By Aaron Warnick | Photo Editor
Welcome to 1934 in Pittsburgh. The last Republican mayor to serve the city, John S. Herron, is defeated by Democrat challenger William McNair. With his victory, McNair broke a 25-year chain of Republican mayors in Pittsburgh.
However, the streak he broke is dwarfed in comparison to the one he started. Pittsburgh has not had a Republican mayor since. That’s 79 years of one-party dominance. Something is awry.
Republican candidates are at a numbers disadvantage in Allegheny County. Less than one-third of active voters are registered Republicans. That disadvantage becomes even more prohibitive when faced without any help financing a mayoral campaign.
“The city committee has been helping [Wander] with what little funds we have,” Republican Committee of Pittsburgh chairman Bill Hillen said. “We essentially have to go after friends and family and try and grab some PACs…but [they] just don’t pay attention to city Republican candidates.”

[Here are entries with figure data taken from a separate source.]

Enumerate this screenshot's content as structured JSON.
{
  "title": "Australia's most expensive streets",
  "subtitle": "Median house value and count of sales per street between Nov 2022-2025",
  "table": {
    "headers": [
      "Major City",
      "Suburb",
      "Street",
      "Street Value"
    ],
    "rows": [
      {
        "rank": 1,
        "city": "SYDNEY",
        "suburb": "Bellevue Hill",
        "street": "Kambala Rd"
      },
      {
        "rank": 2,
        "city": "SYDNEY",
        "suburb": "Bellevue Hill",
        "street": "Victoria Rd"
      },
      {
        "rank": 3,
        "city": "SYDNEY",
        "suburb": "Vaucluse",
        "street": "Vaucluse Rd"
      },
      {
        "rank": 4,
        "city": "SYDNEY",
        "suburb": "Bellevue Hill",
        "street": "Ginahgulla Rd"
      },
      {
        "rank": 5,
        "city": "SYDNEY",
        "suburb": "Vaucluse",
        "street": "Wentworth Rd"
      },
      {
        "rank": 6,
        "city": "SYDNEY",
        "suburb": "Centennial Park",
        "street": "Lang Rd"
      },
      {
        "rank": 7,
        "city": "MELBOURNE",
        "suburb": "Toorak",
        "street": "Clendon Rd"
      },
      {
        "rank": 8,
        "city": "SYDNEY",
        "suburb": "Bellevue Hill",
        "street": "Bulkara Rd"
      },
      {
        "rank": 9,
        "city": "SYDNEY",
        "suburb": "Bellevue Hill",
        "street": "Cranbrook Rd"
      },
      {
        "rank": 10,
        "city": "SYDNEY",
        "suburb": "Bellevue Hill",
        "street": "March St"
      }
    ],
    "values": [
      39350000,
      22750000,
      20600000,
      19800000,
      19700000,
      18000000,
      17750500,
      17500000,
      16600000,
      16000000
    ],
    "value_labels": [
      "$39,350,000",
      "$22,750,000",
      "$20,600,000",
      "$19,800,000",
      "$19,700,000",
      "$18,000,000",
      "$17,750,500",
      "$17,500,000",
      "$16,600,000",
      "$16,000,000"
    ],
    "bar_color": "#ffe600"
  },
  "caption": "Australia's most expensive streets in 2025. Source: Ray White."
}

This election, the Republicans were in great position to capitalize on the public’s recent distrust of the Democratic administration. Current Mayor Luke Ravenstahl’s tenure has been controversial as of late, and his decision to drop out of the campaign for re-election earlier this year gave Republicans an opportunity to bring a candidate with a fresh set of views into city government.
Unfortunately, Republican candidate Josh Wander, who spent campaign season outside of the country, missed the opportunity to gain serious ground in the historically-Democratic city.
Even when Republicans put forth a well-financed mayoral bid, the results have not reflected the effort. Mark DeSantis ran an effective campaign against Ravenstahl in the 2007 special election. DeSantis managed to win the endorsements of the Pittsburgh Post-Gazette and Pittsburgh Tribune Review, but ultimately ended up losing the election by an estimated 30 percent.
Without help from the State Republican Committee or the Republican National Committee, Republicans will continue to have a difficult time even getting to the starting line in the mayoral race. Pittsburghers and local media outlets treated this year’s Democratic Primary Election as if it was the mayoral election… and it essentially was.